Benchmarks on Apple M2 Ultra (Metal GPU, 76 GPU cores):

Dynamic edges (default — edges regenerated each step):

Agents	CPU (M a-ts/s)	GPU (M a-ts/s)	Speedup
1K	12	0.2	0.02x
10K	12	1.6	0.13x
100K	12	4.2	0.36x
500K	9	5.1	0.55x
1M	9	5.2	0.60x
5M	6	4.8	0.79x

Cached edges (static network — single upload):

Agents	CPU (M a-ts/s)	GPU (M a-ts/s)	Speedup
10K	12	2.0	0.16x
100K	11	6.7	0.59x
500K	9	8.0	0.91x
1M	9	8.2	0.94x
5M	6	7.8	1.28x

GPU overtakes CPU at ~5M agents with cached edges — the crossover where GPU parallelism outweighs kernel launch overhead. Julia's CPU code is highly optimized on Apple Silicon (native SIMD), making GPU acceleration less impactful than on platforms with weaker CPUs or discrete GPUs.
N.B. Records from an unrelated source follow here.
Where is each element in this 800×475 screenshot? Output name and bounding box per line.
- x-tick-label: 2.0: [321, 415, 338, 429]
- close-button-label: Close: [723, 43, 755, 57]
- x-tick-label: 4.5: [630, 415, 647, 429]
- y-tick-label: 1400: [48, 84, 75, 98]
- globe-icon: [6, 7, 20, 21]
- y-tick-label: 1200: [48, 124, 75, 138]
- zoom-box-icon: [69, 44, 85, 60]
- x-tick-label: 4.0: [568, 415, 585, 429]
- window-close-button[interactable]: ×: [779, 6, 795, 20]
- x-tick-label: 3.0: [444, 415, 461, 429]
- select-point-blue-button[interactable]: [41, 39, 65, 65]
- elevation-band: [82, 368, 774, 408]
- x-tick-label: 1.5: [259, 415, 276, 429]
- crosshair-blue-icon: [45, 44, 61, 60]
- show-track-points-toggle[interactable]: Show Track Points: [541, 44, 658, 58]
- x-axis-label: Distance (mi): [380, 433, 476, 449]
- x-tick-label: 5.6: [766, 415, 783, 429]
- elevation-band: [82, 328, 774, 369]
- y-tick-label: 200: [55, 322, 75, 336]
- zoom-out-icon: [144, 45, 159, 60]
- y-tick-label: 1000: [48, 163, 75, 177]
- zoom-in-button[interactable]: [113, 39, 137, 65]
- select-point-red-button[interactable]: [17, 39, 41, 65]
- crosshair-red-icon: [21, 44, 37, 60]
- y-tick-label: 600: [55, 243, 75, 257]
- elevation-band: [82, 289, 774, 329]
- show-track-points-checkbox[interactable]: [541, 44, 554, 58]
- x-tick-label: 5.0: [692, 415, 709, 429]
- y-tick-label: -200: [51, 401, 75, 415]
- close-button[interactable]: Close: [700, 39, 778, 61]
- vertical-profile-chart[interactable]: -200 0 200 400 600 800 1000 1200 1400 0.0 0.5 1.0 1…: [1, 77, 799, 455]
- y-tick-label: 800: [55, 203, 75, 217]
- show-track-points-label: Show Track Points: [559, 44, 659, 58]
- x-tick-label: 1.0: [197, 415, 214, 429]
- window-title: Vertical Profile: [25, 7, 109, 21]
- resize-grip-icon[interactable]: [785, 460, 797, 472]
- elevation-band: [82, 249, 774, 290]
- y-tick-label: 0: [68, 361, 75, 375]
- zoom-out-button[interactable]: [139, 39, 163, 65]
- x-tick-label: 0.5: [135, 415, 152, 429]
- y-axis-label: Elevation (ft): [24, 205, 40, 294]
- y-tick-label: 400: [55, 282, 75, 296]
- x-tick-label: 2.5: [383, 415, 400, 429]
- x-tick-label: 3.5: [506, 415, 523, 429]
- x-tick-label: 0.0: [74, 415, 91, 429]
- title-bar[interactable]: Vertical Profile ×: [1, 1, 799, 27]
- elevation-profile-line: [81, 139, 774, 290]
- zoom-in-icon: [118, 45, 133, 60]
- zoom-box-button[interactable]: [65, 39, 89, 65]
The GPU path is most useful for:

Very large simulations (1M+ agents) with static networks
CUDA.jl / AMDGPU.jl on discrete GPUs (where dedicated VRAM and higher memory bandwidth should improve the crossover point)
Demonstrating the GPU-ready architecture

Correctness: GPU vs CPU mean trajectory correlation r > 0.999 for all three disease types (SIR, SIS, SEIR) over 30 seeds.

API reference

Function	Description
`to_gpu(sim; backend=:auto)`	Convert initialized Sim to GPUSim
`to_cpu(gsim)`	Copy GPU state back to CPU Sim
`run_gpu!(sim; backend=:auto)`	Full GPU simulation lifecycle
`gpu_step_state!(gsim, :sir; current_ti=ti)`	Recovery transitions on GPU
`gpu_transmit!(gsim, :sir; current_ti=ti)`	Transmission with edge upload
`cache_edges!(gsim)`	Upload edges once for static networks
`gpu_transmit_cached!(gsim, :sir; current_ti=ti)`	Transmission with cached edges
`sync_to_gpu!(gsim)`	Re-upload CPU state after CPU-side modifications

Summary

Starsim.jl provides GPU acceleration for SIR, SIS, and SEIR disease models across three platforms: Apple Silicon (Metal.jl), NVIDIA (CUDA.jl), and AMD (AMDGPU.jl). All backends share the same API and implement identical algorithms. Metal benchmarks on Apple Silicon show GPU overtaking CPU at ~5M agents with cached edges; discrete NVIDIA/AMD GPUs with dedicated VRAM are expected to show larger speedups at smaller agent counts. The GPU path produces statistically identical results to the CPU path (r > 0.999).